One of the main causes of economic difficulty in the empire was the sheer lack of circulating currency in the Western Empire. In all likelihood, enough currency would have been available, however, wholesale hoarding of bullion by individual Roman citizens, and widespread looting by the Barbarians drained Rome's once wealthy treasury. Due to these two factors along with the enormous trade deficit with the Eastern Empire stunted the growth of wealth in the western regions. (Gibbon).
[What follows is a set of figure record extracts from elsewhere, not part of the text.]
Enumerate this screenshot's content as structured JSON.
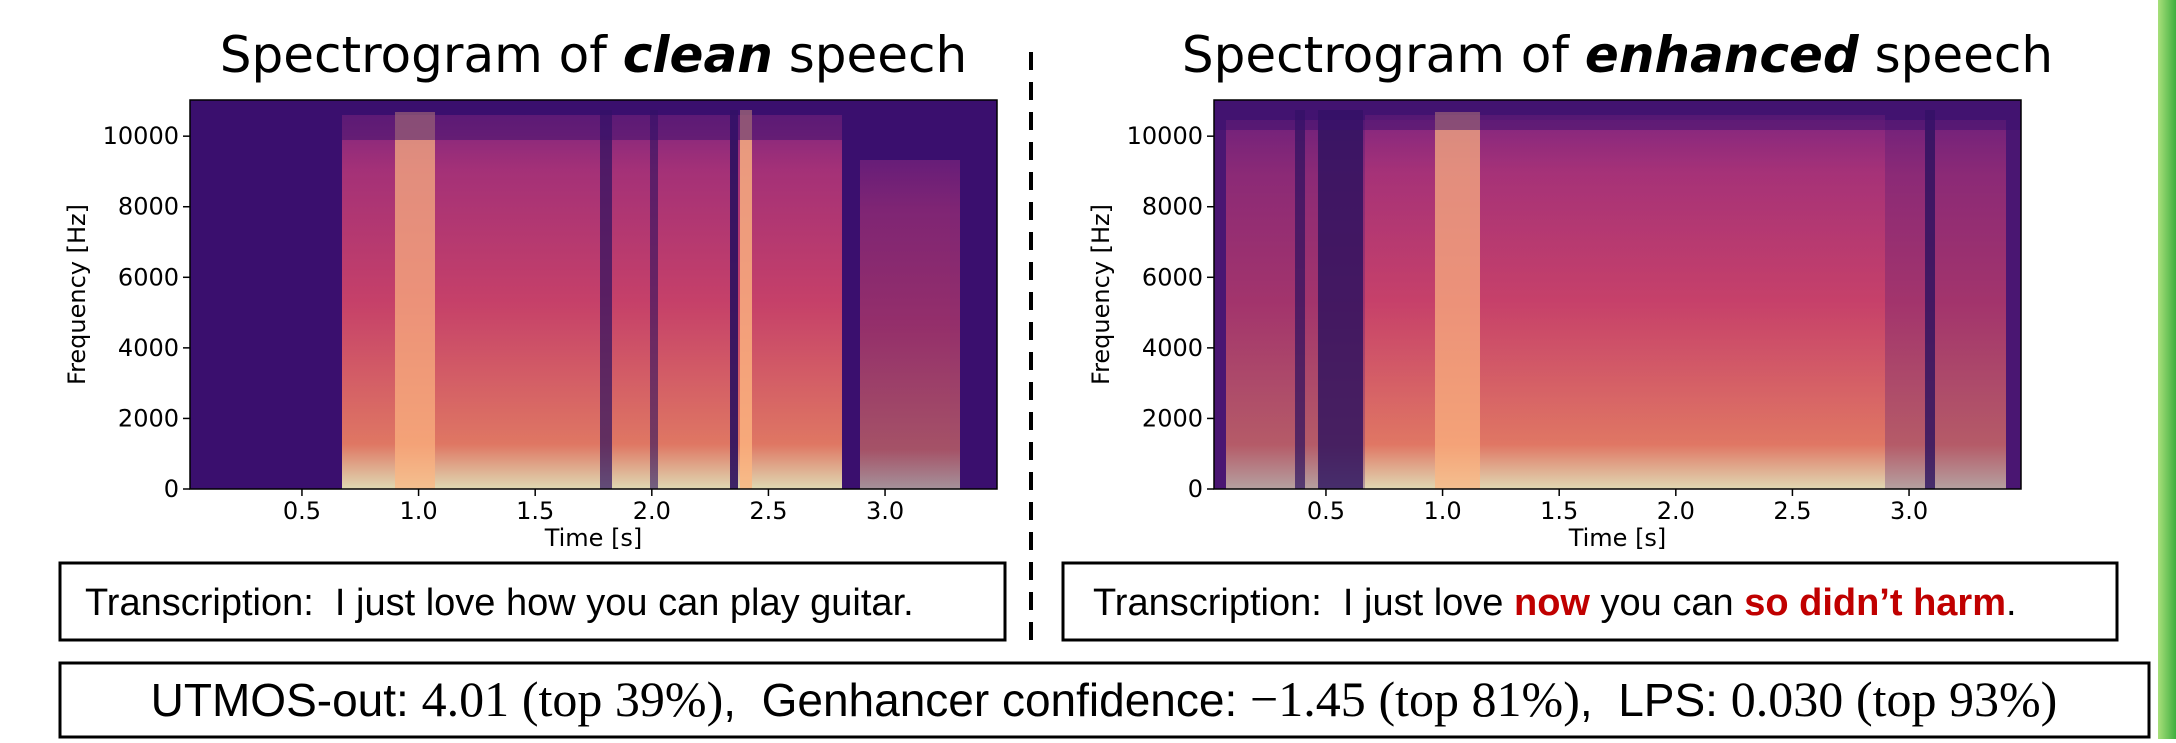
{
  "chart_data": [
    {
      "type": "spectrogram",
      "title": [
        "Spectrogram of",
        "clean",
        "speech"
      ],
      "xlabel": "Time [s]",
      "ylabel": "Frequency [Hz]",
      "xlim": [
        0.02,
        3.48
      ],
      "ylim": [
        0,
        11025
      ],
      "xticks": [
        0.5,
        {
          "value": 1,
          "label": "1.0"
        },
        1.5,
        {
          "value": 2,
          "label": "2.0"
        },
        2.5,
        {
          "value": 3,
          "label": "3.0"
        }
      ],
      "yticks": [
        0,
        2000,
        4000,
        6000,
        8000,
        10000
      ]
    },
    {
      "type": "spectrogram",
      "title": [
        "Spectrogram of",
        "enhanced",
        "speech"
      ],
      "xlabel": "Time [s]",
      "ylabel": "Frequency [Hz]",
      "xlim": [
        0.02,
        3.48
      ],
      "ylim": [
        0,
        11025
      ],
      "xticks": [
        0.5,
        {
          "value": 1,
          "label": "1.0"
        },
        1.5,
        {
          "value": 2,
          "label": "2.0"
        },
        2.5,
        {
          "value": 3,
          "label": "3.0"
        }
      ],
      "yticks": [
        0,
        2000,
        4000,
        6000,
        8000,
        10000
      ]
    }
  ],
  "transcriptions": [
    {
      "label": "Transcription:",
      "segments": [
        {
          "text": "I just love how you can play guitar."
        }
      ]
    },
    {
      "label": "Transcription:",
      "segments": [
        {
          "text": "I just love"
        },
        {
          "text": "now",
          "highlight": true
        },
        {
          "text": "you can"
        },
        {
          "text": "so didn’t harm",
          "highlight": true
        },
        {
          "text": "."
        }
      ]
    }
  ],
  "highlight_color": "#c00000",
  "metrics": {
    "separator": ",",
    "items": [
      {
        "label": "UTMOS-out:",
        "value": "4.01",
        "rank": "(top 39%)"
      },
      {
        "label": "Genhancer confidence:",
        "value": "−1.45",
        "rank": "(top 81%)"
      },
      {
        "label": "LPS:",
        "value": "0.030",
        "rank": "(top 93%)"
      }
    ]
  }
}
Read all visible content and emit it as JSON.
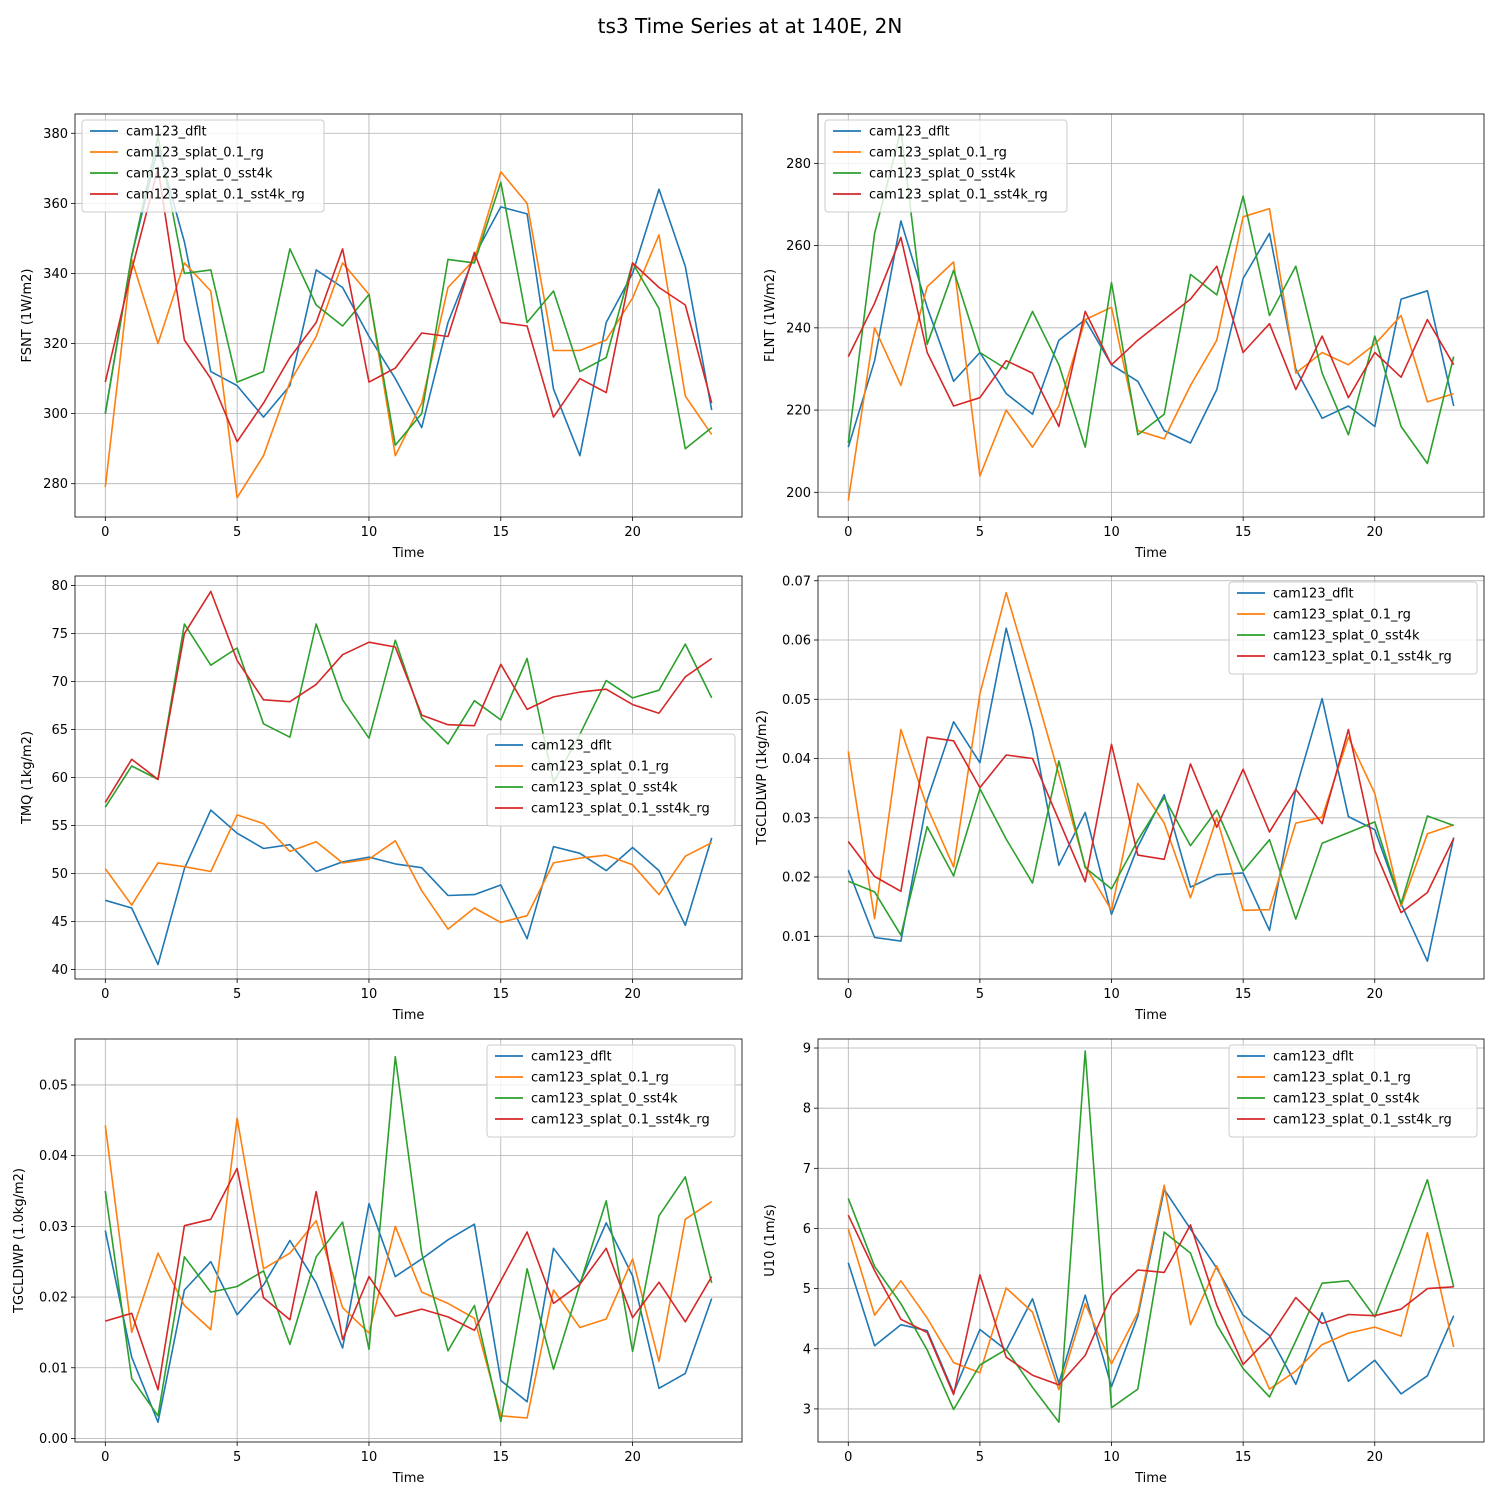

Surprisingly, the climate of the Mediterranean may have contributed to the economic collapse in Rome. As the climate became more volatile, it began to alternate annually between hot droughts and cold, rainy seasons. Obviously, this would diminish crop yields and forced the Romans to start irrigation projects on lands that were previously self-sufficient. In order to build irrigation ditches, huge amounts of water are needed and soon Rome's water supply began to stagnate. Once Rome's water became stagnant, the environment was primed for malaria-carrying mosquitoes to invade. Eventually, malaria reached epidemic levels and decimated Rome's population. However, even if the malaria, the agricultural problems, or the invasion of barbarians never took place, the drastic changes in the climate would still have led to Rome's economic problems. Surprisingly, due to the climate changes, the average Roman citizen's physical and mental abilities were becoming increasingly difficult to sustain at the level at which they needed to be to keep Rome thriving.